The bill codifies the guidance in Dear Colleague Letter GEN-09-05, which addresses allowable documentation and procedures for professional judgment (PJ) decisions concerning individuals receiving unemployment insurance benefits. GEN-09-05 also stipulates that ED will adjust its risk-based model for selection of institutions for program reviews to account for higher rates of PJ adjustments.

During a press conference Tuesday, Speaker of the House Nancy Pelosi (D-Calif.) said Congress could not pause in administering aid while the pandemic continues to inflict its economic and health related toll on families. 

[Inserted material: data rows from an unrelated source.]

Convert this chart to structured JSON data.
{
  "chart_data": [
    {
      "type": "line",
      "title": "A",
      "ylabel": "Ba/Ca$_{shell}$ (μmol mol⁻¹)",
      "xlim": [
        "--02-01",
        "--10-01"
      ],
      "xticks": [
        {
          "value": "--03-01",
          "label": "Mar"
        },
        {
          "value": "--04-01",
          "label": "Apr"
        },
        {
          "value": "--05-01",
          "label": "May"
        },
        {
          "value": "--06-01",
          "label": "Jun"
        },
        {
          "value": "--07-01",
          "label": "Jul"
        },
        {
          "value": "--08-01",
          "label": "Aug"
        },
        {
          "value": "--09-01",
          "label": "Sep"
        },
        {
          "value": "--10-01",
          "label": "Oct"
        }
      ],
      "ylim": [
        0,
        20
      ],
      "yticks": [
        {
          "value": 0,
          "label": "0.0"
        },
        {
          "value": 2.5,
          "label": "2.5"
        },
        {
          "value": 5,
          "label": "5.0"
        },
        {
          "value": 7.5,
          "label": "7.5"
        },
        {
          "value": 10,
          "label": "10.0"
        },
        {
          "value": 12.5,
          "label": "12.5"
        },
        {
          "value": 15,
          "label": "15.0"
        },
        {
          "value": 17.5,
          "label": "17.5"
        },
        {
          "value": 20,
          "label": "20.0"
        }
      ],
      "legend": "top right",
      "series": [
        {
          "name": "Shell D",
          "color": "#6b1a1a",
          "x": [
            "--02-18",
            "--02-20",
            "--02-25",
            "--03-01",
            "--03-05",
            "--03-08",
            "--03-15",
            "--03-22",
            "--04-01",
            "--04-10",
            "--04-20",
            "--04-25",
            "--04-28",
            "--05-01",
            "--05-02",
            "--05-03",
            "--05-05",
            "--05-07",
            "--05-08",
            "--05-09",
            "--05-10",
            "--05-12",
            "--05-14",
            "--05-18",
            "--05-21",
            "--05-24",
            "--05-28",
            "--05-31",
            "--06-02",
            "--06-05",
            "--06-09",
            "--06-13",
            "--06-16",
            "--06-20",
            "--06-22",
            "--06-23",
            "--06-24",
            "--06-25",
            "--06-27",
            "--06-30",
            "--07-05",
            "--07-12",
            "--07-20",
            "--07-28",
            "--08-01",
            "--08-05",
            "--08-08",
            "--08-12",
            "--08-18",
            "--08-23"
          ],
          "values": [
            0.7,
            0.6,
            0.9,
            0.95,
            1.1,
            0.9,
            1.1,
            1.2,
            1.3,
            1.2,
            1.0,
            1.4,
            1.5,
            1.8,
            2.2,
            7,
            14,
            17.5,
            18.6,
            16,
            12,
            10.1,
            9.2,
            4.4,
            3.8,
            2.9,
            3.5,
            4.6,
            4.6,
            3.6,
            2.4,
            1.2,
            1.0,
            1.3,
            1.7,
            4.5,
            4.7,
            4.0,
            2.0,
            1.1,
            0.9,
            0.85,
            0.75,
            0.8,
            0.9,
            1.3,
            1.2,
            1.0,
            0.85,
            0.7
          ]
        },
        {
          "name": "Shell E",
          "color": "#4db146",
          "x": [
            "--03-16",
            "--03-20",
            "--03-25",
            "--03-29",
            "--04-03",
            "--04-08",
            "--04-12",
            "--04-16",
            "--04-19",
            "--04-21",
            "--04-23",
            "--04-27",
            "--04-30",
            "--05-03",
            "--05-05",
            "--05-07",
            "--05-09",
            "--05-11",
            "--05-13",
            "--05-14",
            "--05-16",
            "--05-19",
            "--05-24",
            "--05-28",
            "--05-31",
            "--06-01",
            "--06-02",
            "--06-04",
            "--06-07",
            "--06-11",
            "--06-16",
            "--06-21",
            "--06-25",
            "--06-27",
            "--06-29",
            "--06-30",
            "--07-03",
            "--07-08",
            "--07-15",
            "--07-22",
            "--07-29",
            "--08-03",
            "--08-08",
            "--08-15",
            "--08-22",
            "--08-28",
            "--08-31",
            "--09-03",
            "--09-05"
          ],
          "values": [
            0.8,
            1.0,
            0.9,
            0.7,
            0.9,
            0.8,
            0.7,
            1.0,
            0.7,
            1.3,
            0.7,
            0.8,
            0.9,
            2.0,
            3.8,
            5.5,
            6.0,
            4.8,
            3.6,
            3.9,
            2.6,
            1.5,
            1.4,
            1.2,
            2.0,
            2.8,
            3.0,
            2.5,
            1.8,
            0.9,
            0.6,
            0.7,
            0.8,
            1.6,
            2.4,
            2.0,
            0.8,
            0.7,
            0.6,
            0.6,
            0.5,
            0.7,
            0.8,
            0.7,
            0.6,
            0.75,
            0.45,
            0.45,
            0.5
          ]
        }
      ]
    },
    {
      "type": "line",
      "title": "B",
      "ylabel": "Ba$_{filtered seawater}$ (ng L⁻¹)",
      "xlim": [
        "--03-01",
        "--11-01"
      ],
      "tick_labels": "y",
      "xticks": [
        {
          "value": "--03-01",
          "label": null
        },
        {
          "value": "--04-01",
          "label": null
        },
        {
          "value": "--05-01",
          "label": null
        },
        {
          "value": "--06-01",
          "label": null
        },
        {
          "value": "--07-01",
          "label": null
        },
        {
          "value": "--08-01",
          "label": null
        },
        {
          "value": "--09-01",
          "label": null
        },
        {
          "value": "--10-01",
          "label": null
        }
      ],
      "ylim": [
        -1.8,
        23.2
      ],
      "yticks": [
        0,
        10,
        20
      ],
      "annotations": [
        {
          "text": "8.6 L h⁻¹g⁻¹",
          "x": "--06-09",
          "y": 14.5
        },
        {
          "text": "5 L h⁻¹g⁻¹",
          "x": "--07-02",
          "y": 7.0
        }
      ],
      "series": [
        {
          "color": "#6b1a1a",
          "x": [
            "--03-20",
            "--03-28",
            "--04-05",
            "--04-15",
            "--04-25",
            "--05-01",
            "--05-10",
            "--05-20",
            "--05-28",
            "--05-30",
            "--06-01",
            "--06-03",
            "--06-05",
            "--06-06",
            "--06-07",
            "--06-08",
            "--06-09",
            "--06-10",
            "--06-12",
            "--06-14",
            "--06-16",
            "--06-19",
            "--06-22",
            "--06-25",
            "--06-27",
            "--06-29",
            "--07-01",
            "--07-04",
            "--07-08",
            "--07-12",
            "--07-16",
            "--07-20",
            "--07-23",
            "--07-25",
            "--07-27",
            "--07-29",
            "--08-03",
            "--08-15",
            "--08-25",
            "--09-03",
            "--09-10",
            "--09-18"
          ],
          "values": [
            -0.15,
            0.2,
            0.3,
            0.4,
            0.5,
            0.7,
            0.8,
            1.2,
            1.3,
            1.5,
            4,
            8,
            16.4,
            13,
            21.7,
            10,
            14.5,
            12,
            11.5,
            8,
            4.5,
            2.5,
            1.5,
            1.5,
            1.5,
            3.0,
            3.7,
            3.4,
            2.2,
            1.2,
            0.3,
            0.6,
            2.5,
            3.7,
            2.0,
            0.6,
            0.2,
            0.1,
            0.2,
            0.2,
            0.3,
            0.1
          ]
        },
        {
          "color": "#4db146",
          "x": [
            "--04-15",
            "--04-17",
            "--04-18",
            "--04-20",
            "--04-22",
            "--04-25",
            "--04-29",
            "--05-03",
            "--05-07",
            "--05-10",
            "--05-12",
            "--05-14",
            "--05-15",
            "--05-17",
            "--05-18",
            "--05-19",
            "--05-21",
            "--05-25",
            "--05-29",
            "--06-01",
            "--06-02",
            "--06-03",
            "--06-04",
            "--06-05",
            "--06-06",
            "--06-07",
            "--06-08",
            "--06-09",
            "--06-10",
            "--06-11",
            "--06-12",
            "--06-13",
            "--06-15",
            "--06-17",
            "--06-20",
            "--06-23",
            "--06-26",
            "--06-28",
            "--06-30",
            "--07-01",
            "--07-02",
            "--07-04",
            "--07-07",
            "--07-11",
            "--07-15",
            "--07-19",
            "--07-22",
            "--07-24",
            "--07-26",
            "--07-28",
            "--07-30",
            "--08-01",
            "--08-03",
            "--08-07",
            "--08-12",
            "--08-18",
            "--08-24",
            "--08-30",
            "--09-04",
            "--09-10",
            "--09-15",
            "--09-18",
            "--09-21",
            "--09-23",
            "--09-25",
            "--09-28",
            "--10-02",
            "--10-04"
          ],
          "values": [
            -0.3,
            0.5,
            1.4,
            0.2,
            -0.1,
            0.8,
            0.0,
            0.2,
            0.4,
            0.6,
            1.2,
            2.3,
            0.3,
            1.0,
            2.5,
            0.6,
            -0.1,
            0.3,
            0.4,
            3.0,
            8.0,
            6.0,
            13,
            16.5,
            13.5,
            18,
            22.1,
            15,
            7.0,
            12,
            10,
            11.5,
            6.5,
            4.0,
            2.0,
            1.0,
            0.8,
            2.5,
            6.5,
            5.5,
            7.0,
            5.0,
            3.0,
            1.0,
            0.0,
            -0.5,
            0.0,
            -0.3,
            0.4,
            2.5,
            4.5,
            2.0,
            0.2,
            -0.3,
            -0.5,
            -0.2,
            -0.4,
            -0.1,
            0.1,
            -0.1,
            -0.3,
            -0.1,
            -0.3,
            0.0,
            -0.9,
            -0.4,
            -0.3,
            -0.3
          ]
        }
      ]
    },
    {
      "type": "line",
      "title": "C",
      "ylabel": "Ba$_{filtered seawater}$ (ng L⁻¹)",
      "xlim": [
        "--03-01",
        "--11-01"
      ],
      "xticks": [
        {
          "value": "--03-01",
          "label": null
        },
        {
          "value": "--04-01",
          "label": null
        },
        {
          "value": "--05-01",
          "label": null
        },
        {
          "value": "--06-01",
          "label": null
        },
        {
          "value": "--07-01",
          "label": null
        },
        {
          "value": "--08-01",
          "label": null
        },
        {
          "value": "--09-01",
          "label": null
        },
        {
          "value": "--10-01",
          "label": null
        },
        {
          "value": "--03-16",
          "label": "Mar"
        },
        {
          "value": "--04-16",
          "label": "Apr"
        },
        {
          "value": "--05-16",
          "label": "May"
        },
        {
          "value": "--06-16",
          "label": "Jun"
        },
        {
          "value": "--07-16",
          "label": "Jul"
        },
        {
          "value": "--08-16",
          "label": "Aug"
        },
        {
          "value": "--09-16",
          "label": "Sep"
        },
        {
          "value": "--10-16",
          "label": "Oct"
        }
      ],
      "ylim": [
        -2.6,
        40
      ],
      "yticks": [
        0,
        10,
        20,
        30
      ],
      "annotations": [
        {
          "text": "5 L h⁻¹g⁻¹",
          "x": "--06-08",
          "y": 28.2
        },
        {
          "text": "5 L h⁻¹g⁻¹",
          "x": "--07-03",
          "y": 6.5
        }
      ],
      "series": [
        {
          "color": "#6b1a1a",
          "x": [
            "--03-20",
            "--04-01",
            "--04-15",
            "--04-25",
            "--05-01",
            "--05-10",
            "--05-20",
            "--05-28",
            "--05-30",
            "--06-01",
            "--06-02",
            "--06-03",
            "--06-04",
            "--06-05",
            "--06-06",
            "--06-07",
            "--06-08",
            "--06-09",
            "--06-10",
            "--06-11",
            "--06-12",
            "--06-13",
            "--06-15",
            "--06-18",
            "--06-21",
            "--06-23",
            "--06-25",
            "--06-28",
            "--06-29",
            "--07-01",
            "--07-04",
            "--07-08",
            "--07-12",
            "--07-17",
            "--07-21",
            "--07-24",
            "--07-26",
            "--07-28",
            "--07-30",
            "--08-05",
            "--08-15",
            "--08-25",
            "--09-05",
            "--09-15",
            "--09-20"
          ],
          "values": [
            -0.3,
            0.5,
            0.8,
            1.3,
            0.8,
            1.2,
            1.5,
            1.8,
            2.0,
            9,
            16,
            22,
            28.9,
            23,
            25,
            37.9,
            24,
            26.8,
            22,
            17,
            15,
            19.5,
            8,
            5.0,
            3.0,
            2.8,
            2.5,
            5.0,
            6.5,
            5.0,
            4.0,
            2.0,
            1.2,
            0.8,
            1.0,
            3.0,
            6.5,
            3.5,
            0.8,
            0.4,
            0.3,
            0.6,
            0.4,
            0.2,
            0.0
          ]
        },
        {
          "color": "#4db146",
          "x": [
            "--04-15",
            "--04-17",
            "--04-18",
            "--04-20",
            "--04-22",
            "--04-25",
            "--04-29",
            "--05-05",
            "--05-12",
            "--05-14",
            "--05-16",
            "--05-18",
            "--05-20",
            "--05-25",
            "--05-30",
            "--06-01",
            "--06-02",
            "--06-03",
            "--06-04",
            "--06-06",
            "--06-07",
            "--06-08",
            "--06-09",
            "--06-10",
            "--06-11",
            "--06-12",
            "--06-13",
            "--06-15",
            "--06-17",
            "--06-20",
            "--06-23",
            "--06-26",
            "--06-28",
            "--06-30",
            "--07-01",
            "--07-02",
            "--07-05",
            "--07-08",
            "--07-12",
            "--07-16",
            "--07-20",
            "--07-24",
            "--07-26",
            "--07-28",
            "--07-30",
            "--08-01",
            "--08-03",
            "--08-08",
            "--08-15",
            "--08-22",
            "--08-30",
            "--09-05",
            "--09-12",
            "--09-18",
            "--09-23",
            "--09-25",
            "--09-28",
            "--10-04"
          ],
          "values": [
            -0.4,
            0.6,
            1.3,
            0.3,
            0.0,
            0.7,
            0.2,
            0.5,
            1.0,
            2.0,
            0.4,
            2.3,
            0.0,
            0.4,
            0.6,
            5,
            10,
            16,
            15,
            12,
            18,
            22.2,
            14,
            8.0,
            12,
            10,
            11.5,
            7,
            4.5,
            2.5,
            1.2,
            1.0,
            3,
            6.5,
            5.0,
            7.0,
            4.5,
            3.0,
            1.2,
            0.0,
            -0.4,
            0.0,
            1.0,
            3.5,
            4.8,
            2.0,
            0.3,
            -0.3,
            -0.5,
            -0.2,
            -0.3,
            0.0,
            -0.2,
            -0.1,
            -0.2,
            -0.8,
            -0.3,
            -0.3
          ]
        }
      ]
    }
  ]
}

"We must act boldly to support state and local entities to address coronavirus-related outlays and lost revenue due to the coronavirus," Pelosi said. "Not acting is the most expensive course. We are presenting a plan to do what is necessary to deal with the coronavirus crisis and make sure we can get the country back to work and school safely."

The measure is unlikely to garner any Republican votes, with leadership largely panning proposals put forward by Democrats in crafting the package.

"Speaker Pelosi wants Christmas to come early this year. Instead of assessing what is already working, she's choosing to advance a new stimulus package with more irresponsible socialist stocking stuffers," Rep. Virginia Foxx (R-N.C.) Education and Labor tweeted May 11. 

While the bill could pass the House solely with Democrat votes, it is unlikely to be taken up in its current form by the Senate.

Senate Majority Leader Mitch McConnell (R-Ky.) has indicated that the chamber is still assessing what implications previous aid will have on the deficit before considering additional coronavirus related aid.

"We now have a debt the size of our economy," McConnell said earlier this month during a livestream event for President Donald Trump's reelection campaign. "So I have said, and the president has said as well, that we need to take a pause here."

The Democratic proposal will instead serve as an opening marker for the House as negotiations continue on additional relief efforts in combating the economic turmoil caused by COVID-19.

For more information and resources on how the spread of the novel coronavirus is impacting student financial aid, please refer to NASFAA's COVID-19 Web Center.


Publication Date: 5/12/2020

David S | 5/13/2020 1:24:48 PM

"We now have a debt the size of our economy," said the Senate majority leader who helped lead the fight for a trillion dollar-plus tax cut that overwhelmingly benefited those who needed no help. "Socialism!" cries a fellow Republican who likewise votes for taxpayer handouts for rich people at every opportunity.

Then you wonder why they say we don't have the money to invest in higher education. Because would-be emergency aid and Pell Grants get used to help purchase yachts and so corporations can help themselves to multi-billion dollar stock buybacks.

Anna K | 5/13/2020 9:39:50 AM

Great looking out for private, for-profit institutions! So unfair to our students!